Küreselleşme zaten kendi içinde büyük yapısal sorunlar taşıyordu. Ülkemizde, küreselleşmeyi, kasaba eşrafı ile gerçekleştirmek gibi bir sorun daha ilave edilince, ülkemizin geldiği yer sorgulanır oldu.
Küreselleşme esas itibariyle, çok uluslu şirketler marifetiyle, ulus devletleri şehir devletlere dönüştürmek için bir uygulama planıydı.
Çok uluslu şirketlerin ulus devlet üzerindeki etkinliği, sermayenin serbest dolaşımı üzerinden yürüyecekti.
Bir anlamda, sermayesi olanlar, sermayesi olmayanlara karşı bir üstünlük daha elde ediyorlardı.
Çok uluslu şirketler, ulus devletler içindeki yerli sermayeli küçük şirketlere karşı egemenlik elde ediyorlardı.
Yabancı sermayeye tanınan imtiyazlar, içerde henüz üretkenlik ve sermayeleşmeyi yakalayamayan yerli sermayeye işbirlikçilik görevini veriyordu.
Bu işbirlikçi işlevini görecek insan türü henüz imal edilmemiş olmasından dolayı, işbirlikçilik kasaba eşrafı türünden insanlara kaldı.
Kasaba eşrafı, post-kapitalist kültür ve ilişkiler konusunda yetersiz olunca, direksiyon çok uluslu şirketlerin elinde kaldı.
Sermaye işbirlikçi ilişkisi, belli gelenekler ve kurallara oturtulmadığından, ilişkiler hızlıca mevcut ahlak kurallarının dışına çıktı.
Küreselleşmenin getirdiği ilişkiler manzumesi ahlakı hızla bozdu.
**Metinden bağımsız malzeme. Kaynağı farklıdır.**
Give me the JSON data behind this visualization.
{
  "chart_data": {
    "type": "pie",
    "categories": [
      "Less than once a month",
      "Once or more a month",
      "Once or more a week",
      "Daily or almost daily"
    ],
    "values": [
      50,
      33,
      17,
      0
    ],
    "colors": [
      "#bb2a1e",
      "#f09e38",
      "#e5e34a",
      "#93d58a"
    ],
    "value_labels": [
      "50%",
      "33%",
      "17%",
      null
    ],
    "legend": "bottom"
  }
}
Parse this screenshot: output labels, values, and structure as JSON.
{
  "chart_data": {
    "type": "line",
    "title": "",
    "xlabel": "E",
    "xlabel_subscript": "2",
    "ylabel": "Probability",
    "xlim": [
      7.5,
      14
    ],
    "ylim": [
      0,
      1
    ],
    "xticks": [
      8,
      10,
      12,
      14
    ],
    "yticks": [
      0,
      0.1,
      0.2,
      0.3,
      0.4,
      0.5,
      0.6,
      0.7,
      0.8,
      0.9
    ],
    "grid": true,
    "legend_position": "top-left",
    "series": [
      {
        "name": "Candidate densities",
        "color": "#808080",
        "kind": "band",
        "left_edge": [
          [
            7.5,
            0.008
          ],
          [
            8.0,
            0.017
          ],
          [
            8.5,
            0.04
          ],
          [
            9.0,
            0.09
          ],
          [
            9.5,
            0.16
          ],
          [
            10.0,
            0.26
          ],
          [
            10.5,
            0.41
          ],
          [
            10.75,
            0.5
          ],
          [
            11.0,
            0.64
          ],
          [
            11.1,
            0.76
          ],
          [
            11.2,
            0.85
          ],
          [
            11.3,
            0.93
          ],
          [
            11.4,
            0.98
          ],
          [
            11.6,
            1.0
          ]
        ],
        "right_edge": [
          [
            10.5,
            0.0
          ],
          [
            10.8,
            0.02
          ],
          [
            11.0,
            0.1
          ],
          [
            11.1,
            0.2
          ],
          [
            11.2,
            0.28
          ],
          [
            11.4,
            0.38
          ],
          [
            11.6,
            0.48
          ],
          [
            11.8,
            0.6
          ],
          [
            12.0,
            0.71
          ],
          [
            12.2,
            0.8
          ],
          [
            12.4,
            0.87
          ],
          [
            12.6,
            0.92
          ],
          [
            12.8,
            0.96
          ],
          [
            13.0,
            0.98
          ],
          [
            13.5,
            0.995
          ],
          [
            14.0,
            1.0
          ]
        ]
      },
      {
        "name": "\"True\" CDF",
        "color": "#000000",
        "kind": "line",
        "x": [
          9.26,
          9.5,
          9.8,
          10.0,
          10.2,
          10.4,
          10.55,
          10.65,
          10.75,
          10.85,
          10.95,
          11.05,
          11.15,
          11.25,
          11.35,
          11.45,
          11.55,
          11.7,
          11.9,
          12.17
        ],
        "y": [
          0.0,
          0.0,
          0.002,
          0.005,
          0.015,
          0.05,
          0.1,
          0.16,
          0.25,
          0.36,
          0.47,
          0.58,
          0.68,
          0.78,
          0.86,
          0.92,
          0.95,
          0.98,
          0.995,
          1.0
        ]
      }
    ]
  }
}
Tüm ilişkilere, işbirlikçilikten gelen ilişkiler egemen oldu.
Yani küreselleşme kendi insanını imal etti.
Ekonomi dünyasında, ahlaksız ilişkiler işin esasını teşkil edince, yönetim kadroları da, bu ilişkilere uygun insanlardan oluştu.
Zaman zaman ahlakın çok bozulduğu, halkın cinnet geçirmekte olduğu, insanın çürüdüğü gibi ifadelerin kullanılması; küreselleşmenin getirdiği sermayenin hiçbir kural tanımadan, bir ülke içinde bulunması halinden kaynaklanmaktadır.
Kasaba eşrafının var olan ahlakı da ortadan kalktı. Yerine, “hızlı zengin olma” ilişkilerinin yakalanması için hız ve ahlaksızlık gelişti.
Oysa Cumhuriyet kurulduğunda, zorluklar bu günkünden daha fazlaydı. Ancak Cumhuriyetin yarattığı insan fedakârdı. Sorunları çözmeye çalışıyordu.
Ama küreselleşmenin imal ettiği insan fedakârlık yerine hızla zengin olmayı hedefliyordu.
Küreselleşmenin getirdiği ilişkilerin yarattığı insan elbet Cumhuriyetin yaratığı insandan farlı olacaktı. Cumhuriyetin imal ettiği inan fedakâr, küreselleşmenin imal ettiği insan; vurguncu eğilimli olmak zorundaydı.
Küreselleşmenin yarattığı devlet adamı, devleti düzgün işletmek yerine, “devletin malını babalar gibi satarım” devlet adamı olacaktı.
Çünkü devlet adamı diye gördüğümüz insan, aslında küreselleşmenin çok uluslu şirketleriyle ilişki kuran insandı.
Şimdi bir dönem bitti. Yeni dönem kendi insanını yaratacak. Kendi siyasetçisini de yaratacak.